The proud conservative comic actor understands how off-putting political humor would be to his target audience
Here’s Why Kelsey Grammer Keeps His Politics Out of ‘Frasier’

He’s listening, and he’s learning to keep his politics far away from Frasier.

Despite much of the TV world’s inability to see Kelsey Grammer as anything besides his most famous character, the 69-year-old actor and producer is not Dr. Frasier Crane — and, perhaps more importantly, Frasier isn’t his actor, either. Where Frasier is a man of science (albeit a soft science in psychology), Grammer dictates his own life’s path based on his strong Christian convictions.
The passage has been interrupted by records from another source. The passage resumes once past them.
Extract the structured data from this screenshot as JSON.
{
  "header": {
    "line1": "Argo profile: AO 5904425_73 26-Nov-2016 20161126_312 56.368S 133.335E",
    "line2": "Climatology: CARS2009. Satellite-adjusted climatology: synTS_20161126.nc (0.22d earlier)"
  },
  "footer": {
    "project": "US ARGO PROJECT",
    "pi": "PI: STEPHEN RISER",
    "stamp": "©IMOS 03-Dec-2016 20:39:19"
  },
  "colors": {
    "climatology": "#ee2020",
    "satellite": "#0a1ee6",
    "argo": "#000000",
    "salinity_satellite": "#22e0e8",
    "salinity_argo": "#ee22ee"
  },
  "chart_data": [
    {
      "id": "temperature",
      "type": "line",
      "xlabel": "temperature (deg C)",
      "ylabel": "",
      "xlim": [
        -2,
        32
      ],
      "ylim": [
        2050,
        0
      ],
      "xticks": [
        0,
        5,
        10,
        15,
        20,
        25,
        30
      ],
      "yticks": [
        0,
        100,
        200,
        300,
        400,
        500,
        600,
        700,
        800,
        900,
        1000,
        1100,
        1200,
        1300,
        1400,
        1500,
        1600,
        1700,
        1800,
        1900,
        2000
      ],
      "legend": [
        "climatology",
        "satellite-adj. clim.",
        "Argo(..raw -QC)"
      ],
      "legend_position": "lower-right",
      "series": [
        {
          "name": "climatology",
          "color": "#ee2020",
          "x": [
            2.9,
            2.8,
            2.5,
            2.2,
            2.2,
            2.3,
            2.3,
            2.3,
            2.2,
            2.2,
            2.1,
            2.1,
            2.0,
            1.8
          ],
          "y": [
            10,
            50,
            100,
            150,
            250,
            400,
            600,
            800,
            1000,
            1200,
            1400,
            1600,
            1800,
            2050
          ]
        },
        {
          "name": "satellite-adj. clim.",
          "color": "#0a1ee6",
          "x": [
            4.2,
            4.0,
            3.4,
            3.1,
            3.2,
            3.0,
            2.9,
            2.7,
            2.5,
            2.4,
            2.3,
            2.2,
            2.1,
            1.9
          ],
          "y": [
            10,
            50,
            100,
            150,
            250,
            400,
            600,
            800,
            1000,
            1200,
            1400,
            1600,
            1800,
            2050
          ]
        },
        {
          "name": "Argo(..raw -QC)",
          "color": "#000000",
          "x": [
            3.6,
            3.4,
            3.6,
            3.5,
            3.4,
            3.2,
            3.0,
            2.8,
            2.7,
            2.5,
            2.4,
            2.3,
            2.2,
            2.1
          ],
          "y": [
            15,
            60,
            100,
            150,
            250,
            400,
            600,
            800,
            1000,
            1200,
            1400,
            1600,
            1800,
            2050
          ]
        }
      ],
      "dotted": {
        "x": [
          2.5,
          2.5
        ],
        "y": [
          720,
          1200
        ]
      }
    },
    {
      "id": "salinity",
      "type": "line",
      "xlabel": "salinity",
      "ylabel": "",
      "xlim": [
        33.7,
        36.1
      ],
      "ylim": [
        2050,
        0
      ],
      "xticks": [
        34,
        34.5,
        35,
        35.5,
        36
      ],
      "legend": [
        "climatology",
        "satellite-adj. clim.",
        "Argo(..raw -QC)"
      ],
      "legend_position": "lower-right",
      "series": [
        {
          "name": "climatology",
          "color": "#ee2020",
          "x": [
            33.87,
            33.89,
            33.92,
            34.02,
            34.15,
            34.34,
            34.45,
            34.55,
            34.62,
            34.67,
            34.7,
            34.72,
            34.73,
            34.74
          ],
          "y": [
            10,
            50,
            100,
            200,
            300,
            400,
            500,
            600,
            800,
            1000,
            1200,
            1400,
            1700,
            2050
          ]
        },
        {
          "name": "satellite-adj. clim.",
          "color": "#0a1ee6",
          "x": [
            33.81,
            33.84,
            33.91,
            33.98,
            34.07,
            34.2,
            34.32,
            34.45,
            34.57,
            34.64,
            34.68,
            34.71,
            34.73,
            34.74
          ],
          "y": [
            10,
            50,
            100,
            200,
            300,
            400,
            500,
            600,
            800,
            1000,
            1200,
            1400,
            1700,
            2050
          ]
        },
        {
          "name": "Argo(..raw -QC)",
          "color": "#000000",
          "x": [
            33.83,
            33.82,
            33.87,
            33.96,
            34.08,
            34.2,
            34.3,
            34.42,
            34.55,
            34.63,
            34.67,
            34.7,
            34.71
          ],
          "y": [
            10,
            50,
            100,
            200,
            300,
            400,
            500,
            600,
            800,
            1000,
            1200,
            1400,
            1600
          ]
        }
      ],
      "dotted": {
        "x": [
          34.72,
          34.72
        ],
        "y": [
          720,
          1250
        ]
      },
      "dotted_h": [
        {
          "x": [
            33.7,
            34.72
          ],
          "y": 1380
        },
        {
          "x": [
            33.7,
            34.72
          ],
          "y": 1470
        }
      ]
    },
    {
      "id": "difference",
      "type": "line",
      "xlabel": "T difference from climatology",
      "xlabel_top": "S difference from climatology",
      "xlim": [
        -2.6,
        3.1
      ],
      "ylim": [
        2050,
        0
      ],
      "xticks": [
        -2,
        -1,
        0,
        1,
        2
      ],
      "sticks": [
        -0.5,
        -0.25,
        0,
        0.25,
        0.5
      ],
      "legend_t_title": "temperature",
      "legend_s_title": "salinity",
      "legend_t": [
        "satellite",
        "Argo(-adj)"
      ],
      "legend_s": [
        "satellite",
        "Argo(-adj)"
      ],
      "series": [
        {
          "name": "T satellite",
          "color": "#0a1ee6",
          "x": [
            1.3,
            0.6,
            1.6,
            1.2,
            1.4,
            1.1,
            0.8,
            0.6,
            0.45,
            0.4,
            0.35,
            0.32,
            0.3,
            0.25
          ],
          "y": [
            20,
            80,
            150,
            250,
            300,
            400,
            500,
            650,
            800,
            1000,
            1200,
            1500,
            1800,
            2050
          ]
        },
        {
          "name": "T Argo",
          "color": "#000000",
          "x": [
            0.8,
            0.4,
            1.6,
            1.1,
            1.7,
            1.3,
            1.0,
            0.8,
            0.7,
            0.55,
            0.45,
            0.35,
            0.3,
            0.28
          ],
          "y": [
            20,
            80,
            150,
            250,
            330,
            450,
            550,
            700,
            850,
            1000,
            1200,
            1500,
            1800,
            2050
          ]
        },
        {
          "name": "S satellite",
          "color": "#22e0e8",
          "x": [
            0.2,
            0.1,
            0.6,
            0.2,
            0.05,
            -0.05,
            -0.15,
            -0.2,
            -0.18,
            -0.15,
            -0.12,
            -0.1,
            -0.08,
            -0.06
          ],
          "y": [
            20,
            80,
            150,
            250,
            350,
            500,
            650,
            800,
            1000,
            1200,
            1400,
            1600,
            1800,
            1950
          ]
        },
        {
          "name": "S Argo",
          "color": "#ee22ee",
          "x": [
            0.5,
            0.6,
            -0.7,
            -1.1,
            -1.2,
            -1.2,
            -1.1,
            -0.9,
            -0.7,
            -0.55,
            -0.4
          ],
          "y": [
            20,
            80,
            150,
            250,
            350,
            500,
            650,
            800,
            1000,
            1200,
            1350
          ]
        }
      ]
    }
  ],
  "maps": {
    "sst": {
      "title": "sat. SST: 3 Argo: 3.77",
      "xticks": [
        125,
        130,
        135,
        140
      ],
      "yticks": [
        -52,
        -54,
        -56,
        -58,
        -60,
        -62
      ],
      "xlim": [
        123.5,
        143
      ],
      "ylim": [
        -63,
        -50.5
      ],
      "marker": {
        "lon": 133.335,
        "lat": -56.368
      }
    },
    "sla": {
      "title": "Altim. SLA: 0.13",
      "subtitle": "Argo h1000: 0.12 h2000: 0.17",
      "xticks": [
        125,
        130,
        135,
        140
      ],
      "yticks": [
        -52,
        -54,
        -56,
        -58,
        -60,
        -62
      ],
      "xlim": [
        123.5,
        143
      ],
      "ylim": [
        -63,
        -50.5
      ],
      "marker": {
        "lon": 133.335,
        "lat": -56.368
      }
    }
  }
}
Frasier loves his frequent glasses of sherry, while Grammer has been famously sober since 1996. And, pivotally, throughout his many decades on television on both Cheers and Frasier, Seattle and Boston’s favorite radio psychologist has mostly avoided publicly discussing political topics, while the self-professed Trumpian Republican Grammer, uh, discusses.

Although Grammer has made no secret of his right-wing leanings throughout his public life, once even claiming to be a massive admirer of Russian President Vladimir Putin “because he is so comfortably who he is,” the six-time Emmy-winner makes a point to separate his own politics from the character who most exemplifies the “coastal elite” archetype to so many sitcom fans. In a recent interview with Variety, Grammer explained how letting his politics seep into Frasier would simply make for bad comedy — so even conservatives know that conservative humor sucks ass.

“We avoid political jokes, because honestly, they are so locked in a time warp,” Grammer said of why his personal opinions havent influenced the writing on Frasier, even in its current iteration as a sort of streaming revival vanity project thats seen him take on more responsibilities in the development and plotting of the Paramount+ reboot.

Grammer went so far as to say that all topical comedy is a short-term strategy that isnt fit for a series that has remained so popular for so long, saying, “Contemporary culture does not fuel any comedy that lasts. It’s only funny in that moment. And usually not so funny for half the people that are listening. I think it’s good advice to steer clear of that.”

Grammer further opined of his shows enduring appeal, “Frasier has always been able to last because it’s about the things that are important: Relationships, love, brothers, fathers, wives, sisters. Some things are universally funny, and it’s usually character-situation-relationship. They’re the tent poles of all of our storytelling.”

Still, Frasier isn’t completely absent of Grammer’s personal values, at least in his estimation. Back before the reboot premiered late last year, Grammer told IndieWire that “Frasier has been my ministry,” arguing that the ethics of the series are based in his Christian Scientist beliefs, even if religion is rarely discussed on the show in explicit terms. 

Grammer’s comments in the recent interview echoed that outlook, with the actor saying of the making of the Frasier reboot, “As they load the audience in to watch a taping when we start, I say, ‘I’d like to welcome you to church. This is where the things I believe in get flushed out — where we get to laugh and cry together and enhance our human experience together.’ That’s a pretty great thing to get to do.”

So maybe the way we get Niles to come in and save Season Two of the Frasier reboot is to pray for it.